Masonluğa karşıt (antimasonik) girişimlerde bulunanlardan kimileri, Büyük Fransız Devrimi’ni Masonluğun gerçekleştirmiş olduğunu ileri sürer. Büyük Fransız Devrimi, konuya salt Masonluğun Avrupa’daki örgütsel gelişmeleri açısından bakıldığında, çok olumsuz hatta zararlı bir etki yaratmıştır. Eğer bu devrim Fransa’daki mason localarının girişimiyle gerçekleştirilmiş olsaydı, her halde devrimin ertesinde Fransa'da pek görkemli bir "mason egemenliği" doğardı. Oysa devrim ertesinde Fransa ve çevresinde "mason locası" diye bir şey hemen hemen kalmamıştır. Büyük Fransız Devrimi Kıta Avrupası'nda mason örgütlerini âdeta silip süpürmüştür. Varlıklarını sürdürebilmiş olan tek tük locanın yeniden toparlanarak yeni baştan örgütlenmeleri gerekmiştir.
Bu devrimin Masonluğun üzerinde pek büyük bir etkisi olduğu da söylenemez. Fakat gerçekleşmesinde payı olan ünlü kişilerin birçoğu masondur; bu yadsınamaz. Ancak bu kişilerin yaptıkları da “mason” oluşlarından kaynaklanmış değildir. Üstelik bunları “Masonluk” adına da yapmamışlardır. Büyük Fransız Devrimi'nin gerçekleşmesinde payı olan masonların bu eyleme girişmeleri, halklarının özgürlüğünü ve uluslarında insanca haklarını arayan birer hümanist ve gerçek yurtsever olmalarından ileri gelmiştir.
İngiltere’deki mason örgütünün dünya çapında bir egemen otorite oluşu nereden kaynaklanır?
İngiltere, Büyük Fransız Devrimi’nden pek etkilenmemiş olan ender Avrupa ülkelerindendir. O sıralarda bölünmüş durumda olan İngiliz masonluğu, 19. yüzyıl başlarında tepeden inme bir yöntemle kendi içindeki birliği sağlamış, “İngiltere Birleşik Büyük Locası” adını alan yeni bir büyük loca kurulmuştur.
Bundan sonraki yaklaşık yüz yıl boyunca İngiltere’nin dış politikası, Masonluk ile âdeta özdeş sayılarak yürütülmüştür. Böylece İngiltere Birleşik Büyük Locası, dünya çapında Masonluğa sahip çıkmıştır. Masonlukta oldukça geniş bir kitlesel güç oluşturan Amerika Birleşik Devletleri’ndeki localar da İngiltere Birleşik Büyük Locası’ndan yana çıkmıştır. Bu olguda, Spekülâtif Masonluğun tarihte ilk kez Londra’da örgütlenmiş olması da etkilidir.

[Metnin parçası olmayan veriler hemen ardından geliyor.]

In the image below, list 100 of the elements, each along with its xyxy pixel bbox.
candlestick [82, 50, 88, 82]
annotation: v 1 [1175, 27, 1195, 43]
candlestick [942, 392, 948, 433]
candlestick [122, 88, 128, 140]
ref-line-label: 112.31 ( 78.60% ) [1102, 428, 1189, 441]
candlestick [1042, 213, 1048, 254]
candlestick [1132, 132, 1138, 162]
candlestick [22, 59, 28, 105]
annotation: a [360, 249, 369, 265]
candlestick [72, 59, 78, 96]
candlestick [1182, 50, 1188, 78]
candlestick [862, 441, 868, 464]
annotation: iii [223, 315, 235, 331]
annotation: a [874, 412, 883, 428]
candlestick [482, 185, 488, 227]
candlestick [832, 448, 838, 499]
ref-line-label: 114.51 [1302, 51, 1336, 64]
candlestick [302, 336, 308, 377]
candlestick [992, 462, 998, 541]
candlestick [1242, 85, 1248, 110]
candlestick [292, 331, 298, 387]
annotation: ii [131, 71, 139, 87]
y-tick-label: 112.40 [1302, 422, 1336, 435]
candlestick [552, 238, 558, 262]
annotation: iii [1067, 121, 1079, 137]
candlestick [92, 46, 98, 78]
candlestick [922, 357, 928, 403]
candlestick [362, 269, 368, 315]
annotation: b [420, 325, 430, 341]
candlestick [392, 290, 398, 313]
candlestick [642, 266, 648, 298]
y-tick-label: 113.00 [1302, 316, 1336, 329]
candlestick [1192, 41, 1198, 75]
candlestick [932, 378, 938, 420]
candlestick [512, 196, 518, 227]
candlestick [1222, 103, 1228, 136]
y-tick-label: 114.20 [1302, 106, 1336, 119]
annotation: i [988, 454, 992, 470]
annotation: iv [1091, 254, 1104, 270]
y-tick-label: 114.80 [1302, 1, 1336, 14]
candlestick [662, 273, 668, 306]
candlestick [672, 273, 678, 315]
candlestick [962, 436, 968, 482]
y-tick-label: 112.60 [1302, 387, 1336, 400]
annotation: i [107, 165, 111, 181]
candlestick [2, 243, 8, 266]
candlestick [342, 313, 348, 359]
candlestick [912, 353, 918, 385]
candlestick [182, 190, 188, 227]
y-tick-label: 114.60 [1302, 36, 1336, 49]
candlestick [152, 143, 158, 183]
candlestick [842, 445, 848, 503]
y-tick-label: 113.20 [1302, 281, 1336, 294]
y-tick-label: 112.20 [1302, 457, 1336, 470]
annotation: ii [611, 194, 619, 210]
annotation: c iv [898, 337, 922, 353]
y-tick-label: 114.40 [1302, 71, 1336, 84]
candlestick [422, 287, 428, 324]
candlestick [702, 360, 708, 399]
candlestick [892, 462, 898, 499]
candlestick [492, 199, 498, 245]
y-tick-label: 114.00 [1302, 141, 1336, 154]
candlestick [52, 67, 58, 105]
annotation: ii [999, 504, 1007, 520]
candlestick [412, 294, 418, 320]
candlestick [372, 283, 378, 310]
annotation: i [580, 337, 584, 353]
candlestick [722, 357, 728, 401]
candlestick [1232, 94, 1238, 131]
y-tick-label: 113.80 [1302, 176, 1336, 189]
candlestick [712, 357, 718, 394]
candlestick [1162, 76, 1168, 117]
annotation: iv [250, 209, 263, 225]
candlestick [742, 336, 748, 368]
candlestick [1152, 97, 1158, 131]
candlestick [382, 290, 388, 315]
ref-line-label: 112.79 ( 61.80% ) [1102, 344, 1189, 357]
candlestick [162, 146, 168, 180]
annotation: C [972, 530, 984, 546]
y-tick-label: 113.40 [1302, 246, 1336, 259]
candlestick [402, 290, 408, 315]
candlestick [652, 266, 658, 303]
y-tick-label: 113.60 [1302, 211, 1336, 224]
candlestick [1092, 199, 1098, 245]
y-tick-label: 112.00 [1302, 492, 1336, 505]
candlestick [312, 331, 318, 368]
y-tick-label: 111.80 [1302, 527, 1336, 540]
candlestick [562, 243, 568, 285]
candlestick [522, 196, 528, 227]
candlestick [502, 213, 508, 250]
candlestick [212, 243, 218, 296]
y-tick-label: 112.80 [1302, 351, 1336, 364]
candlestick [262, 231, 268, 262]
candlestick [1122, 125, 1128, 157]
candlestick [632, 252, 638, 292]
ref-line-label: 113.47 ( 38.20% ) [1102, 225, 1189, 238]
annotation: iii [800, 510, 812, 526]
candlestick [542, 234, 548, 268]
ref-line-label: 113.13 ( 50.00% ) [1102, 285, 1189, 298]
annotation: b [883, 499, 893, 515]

Bununla birlikte, İngiltere Birleşik Büyük Locası’nın Masonluğa sahip çıkışını onaylamayan, dünya çapında kabul ettirmek için uğraştığı egemen otoritesini kabul etmeyen, Anglosakson Masonluğu ile uyuşmayıp bağımsızlığı ve liberalliği öngören, evrensel Masonluğun herhangi bir örgütün tekelinde olamayacağını savunanlar da çıkmıştır. Fakat bu mason örgütleri, gerek kitlesel nitelikleri (loca ve üye sayısı) gerekse örgütsel güç bakımından, azınlıkta kalmışlardır.
Bu aşamada çok önemli sorular gelmesini beklemeliyiz. Bunlardan en önemlisi de Masonlukta kadınların yeri ve uluslar arası düzeydeki örgütlenmeler olsa gerek. Ancak şimdilik bu kadarla yetinelim ve sonrasını sonraya bırakalım. Zaten bence bu aşamada bile daha sorulması gereken bir dünya soru var. Onları da forum katılımcıları sorsun.